Joghurtbecher im Vergleich

Das heurige Jahr steht unter dem Motto Circular Packaging, also dem Prinzip des Kreislaufgedankens. Verpackungen sollen so gestaltet und produziert werden, dass ein Großteil der eingesetzten Rohstoffe als Sekundärrohstoffe zurückgewonnen oder die Verpackungen wiederverwendet werden können. Für jede Ausgabe von REGAL werden mehrere Verpackungen aus einer bestimmten Produktgruppe hinsichtlich Carbon-Footprint und Recyclingfähigkeit mithilfe des Tools Packaging Cockpit von Circular Analytics TK GmbH bewertet. Den Auftakt bildet das Produktsortiment der Joghurtbecher mit einem Füllgeweicht von 500g.
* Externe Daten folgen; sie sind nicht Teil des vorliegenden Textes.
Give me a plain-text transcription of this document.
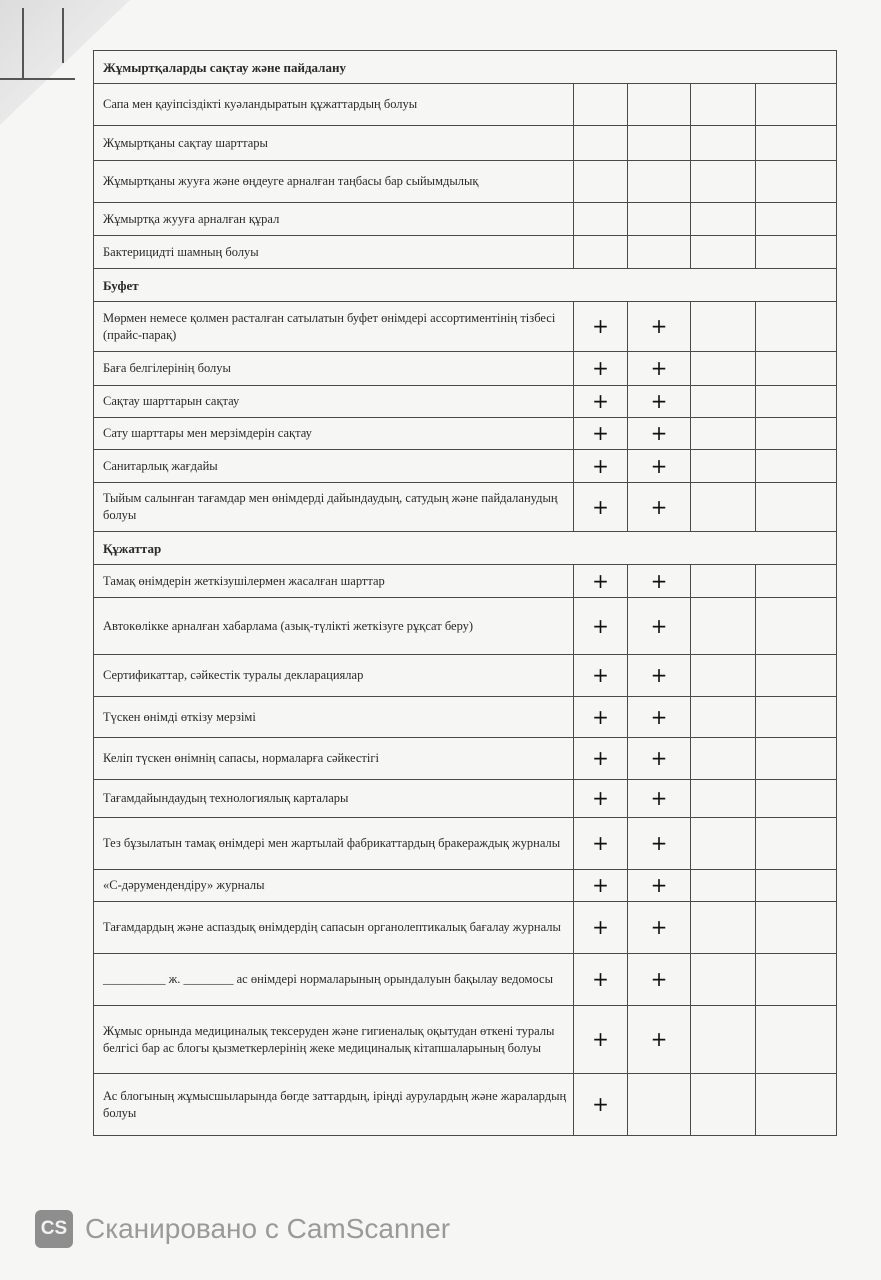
Жұмыртқаларды сақтау және пайдалану				
Сапа мен қауіпсіздікті куәландыратын құжаттардың болуы				
Жұмыртқаны сақтау шарттары				
Жұмыртқаны жууға және өңдеуге арналған таңбасы бар сыйымдылық				
Жұмыртқа жууға арналған құрал				
Бактерицидті шамның болуы				
Буфет				
Мөрмен немесе қолмен расталған сатылатын буфет өнімдері ассортиментінің тізбесі (прайс-парақ)	+	+		
Баға белгілерінің болуы	+	+		
Сақтау шарттарын сақтау	+	+		
Сату шарттары мен мерзімдерін сақтау	+	+		
Санитарлық жағдайы	+	+		
Тыйым салынған тағамдар мен өнімдерді дайындаудың, сатудың және пайдаланудың болуы	+	+		
Құжаттар				
Тамақ өнімдерін жеткізушілермен жасалған шарттар	+	+		
Автокөлікке арналған хабарлама (азық-түлікті жеткізуге рұқсат беру)	+	+		
Сертификаттар, сәйкестік туралы декларациялар	+	+		
Түскен өнімді өткізу мерзімі	+	+		
Келіп түскен өнімнің сапасы, нормаларға сәйкестігі	+	+		
Тағамдайындаудың технологиялық карталары	+	+		
Тез бұзылатын тамақ өнімдері мен жартылай фабрикаттардың бракераждық журналы	+	+		
«С-дәрумендендіру» журналы	+	+		
Тағамдардың және аспаздық өнімдердің сапасын органолептикалық бағалау журналы	+	+		
__________ ж. ________ ас өнімдері нормаларының орындалуын бақылау ведомосы	+	+		
Жұмыс орнында медициналық тексеруден және гигиеналық оқытудан өткені туралы белгісі бар ас блогы қызметкерлерінің жеке медициналық кітапшаларының болуы	+	+		
Ас блогының жұмысшыларында бөгде заттардың, іріңді аурулардың және жаралардың болуы	+			
CS Сканировано с CamScanner
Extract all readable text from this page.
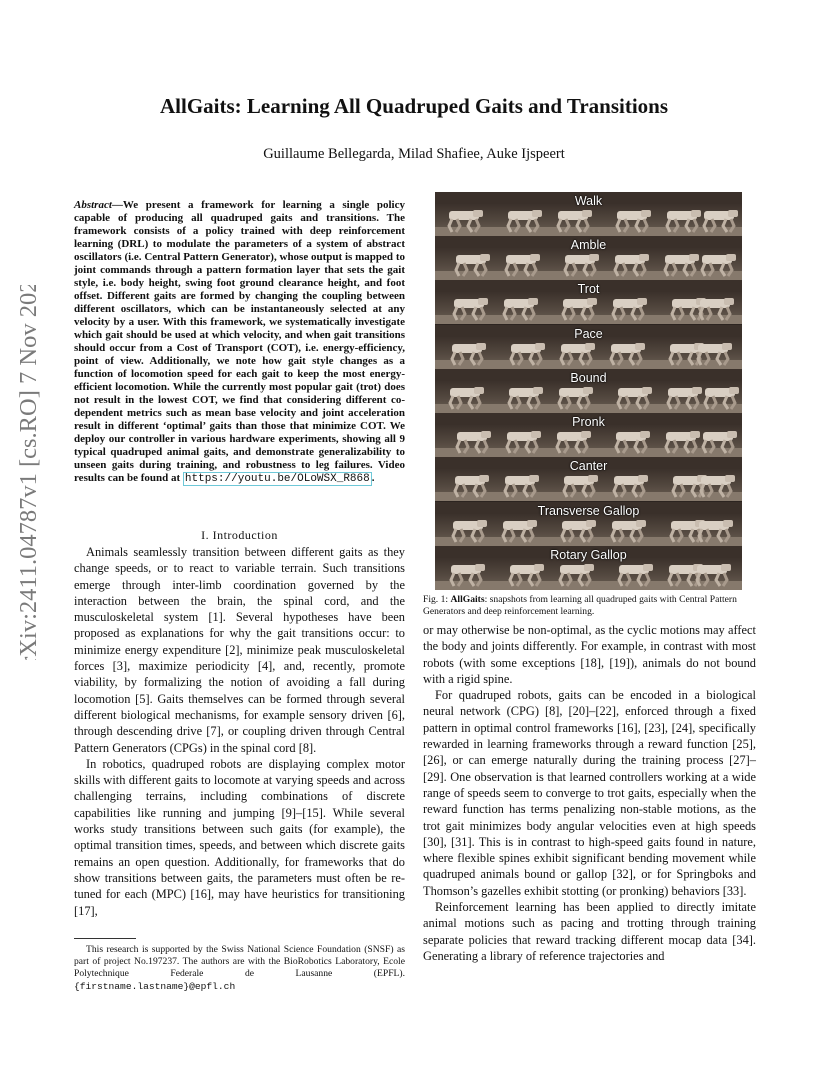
arXiv:2411.04787v1 [cs.RO] 7 Nov 2024
AllGaits: Learning All Quadruped Gaits and Transitions
Guillaume Bellegarda, Milad Shafiee, Auke Ijspeert
Abstract—We present a framework for learning a single policy capable of producing all quadruped gaits and transitions. The framework consists of a policy trained with deep reinforcement learning (DRL) to modulate the parameters of a system of abstract oscillators (i.e. Central Pattern Generator), whose output is mapped to joint commands through a pattern formation layer that sets the gait style, i.e. body height, swing foot ground clearance height, and foot offset. Different gaits are formed by changing the coupling between different oscillators, which can be instantaneously selected at any velocity by a user. With this framework, we systematically investigate which gait should be used at which velocity, and when gait transitions should occur from a Cost of Transport (COT), i.e. energy-efficiency, point of view. Additionally, we note how gait style changes as a function of locomotion speed for each gait to keep the most energy-efficient locomotion. While the currently most popular gait (trot) does not result in the lowest COT, we find that considering different co-dependent metrics such as mean base velocity and joint acceleration result in different ‘optimal’ gaits than those that minimize COT. We deploy our controller in various hardware experiments, showing all 9 typical quadruped animal gaits, and demonstrate generalizability to unseen gaits during training, and robustness to leg failures. Video results can be found at https://youtu.be/OLoWSX_R868 .
I. Introduction

Animals seamlessly transition between different gaits as they change speeds, or to react to variable terrain. Such transitions emerge through inter-limb coordination governed by the interaction between the brain, the spinal cord, and the musculoskeletal system [1]. Several hypotheses have been proposed as explanations for why the gait transitions occur: to minimize energy expenditure [2], minimize peak musculoskeletal forces [3], maximize periodicity [4], and, recently, promote viability, by formalizing the notion of avoiding a fall during locomotion [5]. Gaits themselves can be formed through several different biological mechanisms, for example sensory driven [6], through descending drive [7], or coupling driven through Central Pattern Generators (CPGs) in the spinal cord [8].

In robotics, quadruped robots are displaying complex motor skills with different gaits to locomote at varying speeds and across challenging terrains, including combinations of discrete capabilities like running and jumping [9]–[15]. While several works study transitions between such gaits (for example), the optimal transition times, speeds, and between which discrete gaits remains an open question. Additionally, for frameworks that do show transitions between gaits, the parameters must often be re-tuned for each (MPC) [16], may have heuristics for transitioning [17],

This research is supported by the Swiss National Science Foundation (SNSF) as part of project No.197237. The authors are with the BioRobotics Laboratory, Ecole Polytechnique Federale de Lausanne (EPFL). {firstname.lastname}@epfl.ch
Walk
Amble
Trot
Pace
Bound
Pronk
Canter
Transverse Gallop
Rotary Gallop
Fig. 1: AllGaits: snapshots from learning all quadruped gaits with Central Pattern Generators and deep reinforcement learning.

or may otherwise be non-optimal, as the cyclic motions may affect the body and joints differently. For example, in contrast with most robots (with some exceptions [18], [19]), animals do not bound with a rigid spine.

For quadruped robots, gaits can be encoded in a biological neural network (CPG) [8], [20]–[22], enforced through a fixed pattern in optimal control frameworks [16], [23], [24], specifically rewarded in learning frameworks through a reward function [25], [26], or can emerge naturally during the training process [27]–[29]. One observation is that learned controllers working at a wide range of speeds seem to converge to trot gaits, especially when the reward function has terms penalizing non-stable motions, as the trot gait minimizes body angular velocities even at high speeds [30], [31]. This is in contrast to high-speed gaits found in nature, where flexible spines exhibit significant bending movement while quadruped animals bound or gallop [32], or for Springboks and Thomson’s gazelles exhibit stotting (or pronking) behaviors [33].

Reinforcement learning has been applied to directly imitate animal motions such as pacing and trotting through training separate policies that reward tracking different mocap data [34]. Generating a library of reference trajectories and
Verglichen wurden im Handel erhältliche Polypropylen und Polystyrol-Becher mit Aluminiumplatine, kartongestützte PP-Becher mit Aluminiumplatine und PET-Stülpdeckel sowie Einweg-Glasbehälter mit Metalldeckel (insgesamt 12 Stück).
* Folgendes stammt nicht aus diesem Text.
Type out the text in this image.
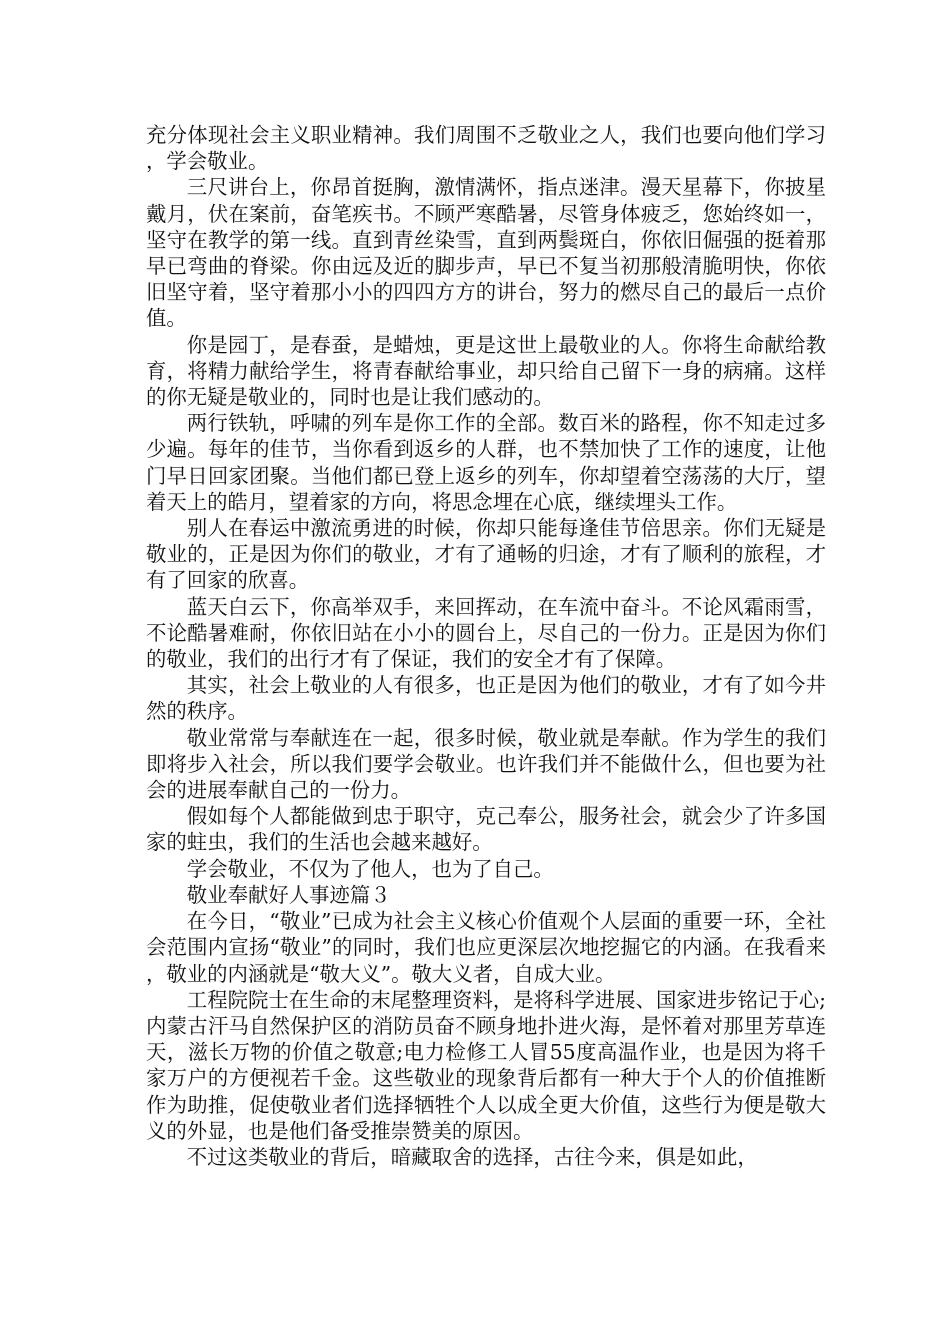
充分体现社会主义职业精神。我们周围不乏敬业之人，我们也要向他们学习，学会敬业。

三尺讲台上，你昂首挺胸，激情满怀，指点迷津。漫天星幕下，你披星戴月，伏在案前，奋笔疾书。不顾严寒酷暑，尽管身体疲乏，您始终如一，坚守在教学的第一线。直到青丝染雪，直到两鬓斑白，你依旧倔强的挺着那早已弯曲的脊梁。你由远及近的脚步声，早已不复当初那般清脆明快，你依旧坚守着，坚守着那小小的四四方方的讲台，努力的燃尽自己的最后一点价值。

你是园丁，是春蚕，是蜡烛，更是这世上最敬业的人。你将生命献给教育，将精力献给学生，将青春献给事业，却只给自己留下一身的病痛。这样的你无疑是敬业的，同时也是让我们感动的。

两行铁轨，呼啸的列车是你工作的全部。数百米的路程，你不知走过多少遍。每年的佳节，当你看到返乡的人群，也不禁加快了工作的速度，让他门早日回家团聚。当他们都已登上返乡的列车，你却望着空荡荡的大厅，望着天上的皓月，望着家的方向，将思念埋在心底，继续埋头工作。

别人在春运中激流勇进的时候，你却只能每逢佳节倍思亲。你们无疑是敬业的，正是因为你们的敬业，才有了通畅的归途，才有了顺利的旅程，才有了回家的欣喜。

蓝天白云下，你高举双手，来回挥动，在车流中奋斗。不论风霜雨雪，不论酷暑难耐，你依旧站在小小的圆台上，尽自己的一份力。正是因为你们的敬业，我们的出行才有了保证，我们的安全才有了保障。

其实，社会上敬业的人有很多，也正是因为他们的敬业，才有了如今井然的秩序。

敬业常常与奉献连在一起，很多时候，敬业就是奉献。作为学生的我们即将步入社会，所以我们要学会敬业。也许我们并不能做什么，但也要为社会的进展奉献自己的一份力。

假如每个人都能做到忠于职守，克己奉公，服务社会，就会少了许多国家的蛀虫，我们的生活也会越来越好。

学会敬业，不仅为了他人，也为了自己。

敬业奉献好人事迹篇３

在今日，“敬业”已成为社会主义核心价值观个人层面的重要一环，全社会范围内宣扬“敬业”的同时，我们也应更深层次地挖掘它的内涵。在我看来，敬业的内涵就是“敬大义”。敬大义者，自成大业。

工程院院士在生命的末尾整理资料，是将科学进展、国家进步铭记于心;内蒙古汗马自然保护区的消防员奋不顾身地扑进火海，是怀着对那里芳草连天，滋长万物的价值之敬意;电力检修工人冒55度高温作业，也是因为将千家万户的方便视若千金。这些敬业的现象背后都有一种大于个人的价值推断作为助推，促使敬业者们选择牺牲个人以成全更大价值，这些行为便是敬大义的外显，也是他们备受推崇赞美的原因。

不过这类敬业的背后，暗藏取舍的选择，古往今来，俱是如此，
Die Polypropylen-Becher mit Aluminiumplatine erzielten das beste Gesamtergebnis. Die hervorragende technische Recyclingfähigkeit von 100% ist darauf zurückzuführen, dass die Becher aus PP und die Aluminiumplatine vollständig rezykliert werden können. Auch beim Carbon-Footprint schnitt der PP-Becher mit Aluminiumplatine mit 48g CO₂ Äquivalent pro Verpackung innerhalb der getesteten Produktgruppe am besten ab. Zu beachten ist jedoch, dass zur richtigen Sortierung die Aluminiumplatine vom Konsumenten vollständig vom PP-Becher abgetrennt werden muss.

Für die Berechnung des Carbon-Footprints der kartongestützten PP-Becher wurde die Annahme getroffen, dass der Konsument die Kartonummantelung zuvor nicht vom Joghurtbecher abtrennt. Wird der Karton jedoch zuvor vom Kunststoffbecher abgetrennt, kann damit sowohl die Recyclingfähigkeit als auch der Carbon-Footprint signifikant verbessert werden.